Dalam perjalanan kehidupan seorang Muslim, keluarga memegang peranan sentral. Ia adalah benteng pertama, pusat kasih sayang, dan ladang amal yang utama. Al-Qur'an, sebagai kitab suci yang menjadi pedoman hidup, tentu saja memberikan panduan komprehensif mengenai berbagai aspek kehidupan, termasuk pernikahan dan pembentukan keluarga. Salah satu bagian penting yang mengupas hal ini termaktub dalam Surah An-Nisa, ayat 24 hingga 26.
"Dan (diharamkan) wanita-wanita yang berzina di antara perempuan-perempuanmu, lalu jika mereka berzina, maka merdekakanlah seorang budak laki-laki atau perempuan. Yang demikian itu adalah suatu peraturan bagi kamu yang tetap. Dan dihalalkan bagimu selain yang demikian itu, supaya kamu mencari (harta benda) dengan hartamu pada jalan yang baik, bukan untuk berzina. Maka perempuan mana saja yang kamu nikmati (percampuran) di antara mereka, berikanlah kepada mereka maharnya, sebagai suatu kewajiban. Dan tidak ada dosa bagimu tentang apa yang kamu sepakati sesudah kewajiban (membayar mahar). Sesungguhnya Allah Maha Pengampun lagi Maha Penyayang."

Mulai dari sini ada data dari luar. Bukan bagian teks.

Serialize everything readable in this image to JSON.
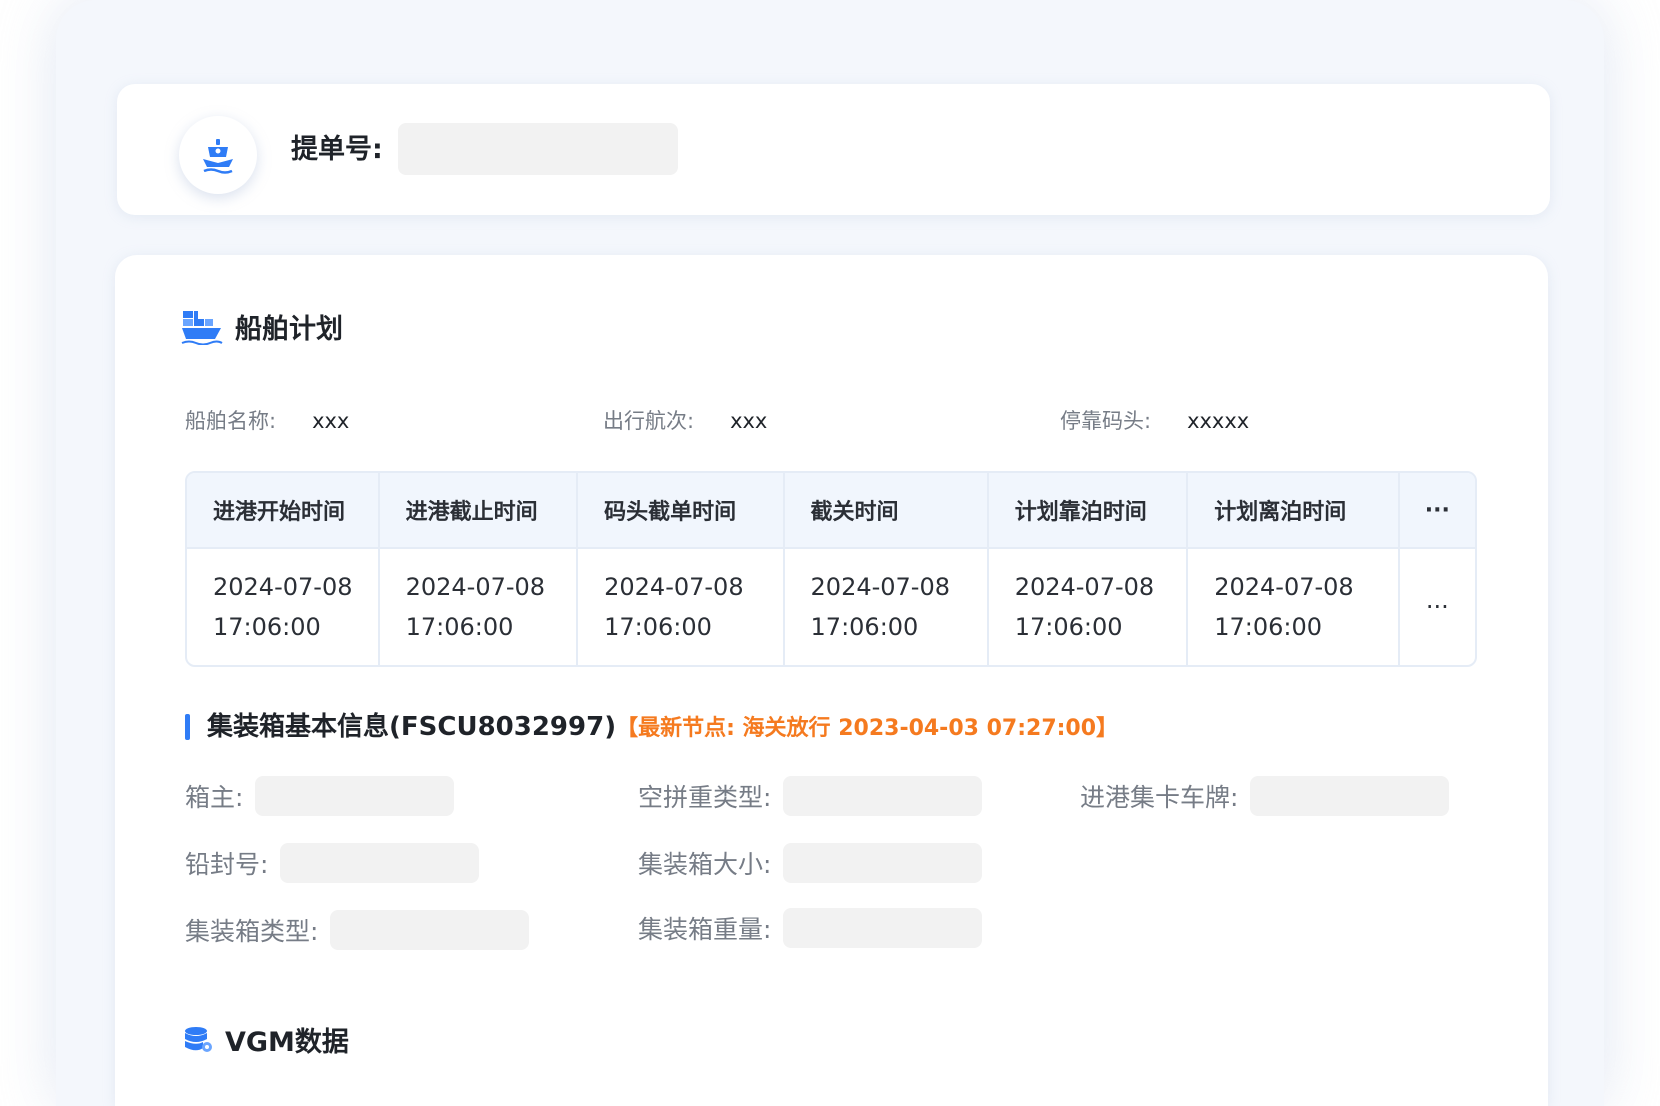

Ayat ini secara tegas mengharamkan perzinahan, baik bagi laki-laki maupun perempuan. Konteksnya adalah pelarangan terhadap wanita-wanita yang telah berzina untuk dinikahi oleh laki-laki mukmin, kecuali jika mereka membebaskan seorang budak sebagai penebus dosanya. Hal ini menunjukkan betapa Islam sangat menjaga kesucian hubungan dan institusi pernikahan. Pernikahan dalam Islam bukanlah sekadar pemuas nafsu, melainkan sebuah ikatan suci yang didasari oleh prinsip-prinsip moral dan etika. Kewajiban memberikan mahar juga ditekankan, yang merupakan simbol penghargaan terhadap perempuan dan kesungguhan laki-laki dalam meminang.
"Dan siapa di antara kamu yang tidak mempunyai kemampuan untuk kawin, maka hendaklah ia berpuasa, karena puasa itu adalah perisai baginya. Dan siapa yang tidak mampu, maka (hendaklah ia berpuasa) karena itu lebih baginya."
Selanjutnya, ayat 25 memberikan solusi bagi mereka yang belum mampu untuk menikah secara materiil. Islam tidak membebani umatnya dengan sesuatu yang di luar kemampuan. Bagi yang belum siap secara finansial untuk menanggung biaya pernikahan dan nafkah, dianjurkan untuk berpuasa. Puasa berfungsi sebagai tameng atau benteng diri dari perbuatan maksiat, termasuk dorongan seksual yang tidak tersalurkan secara halal. Ini adalah bentuk hikmah dan kemudahan dari Allah SWT, yang mengajarkan bahwa menjaga diri dari dosa adalah prioritas, bahkan jika harus menunda pernikahan.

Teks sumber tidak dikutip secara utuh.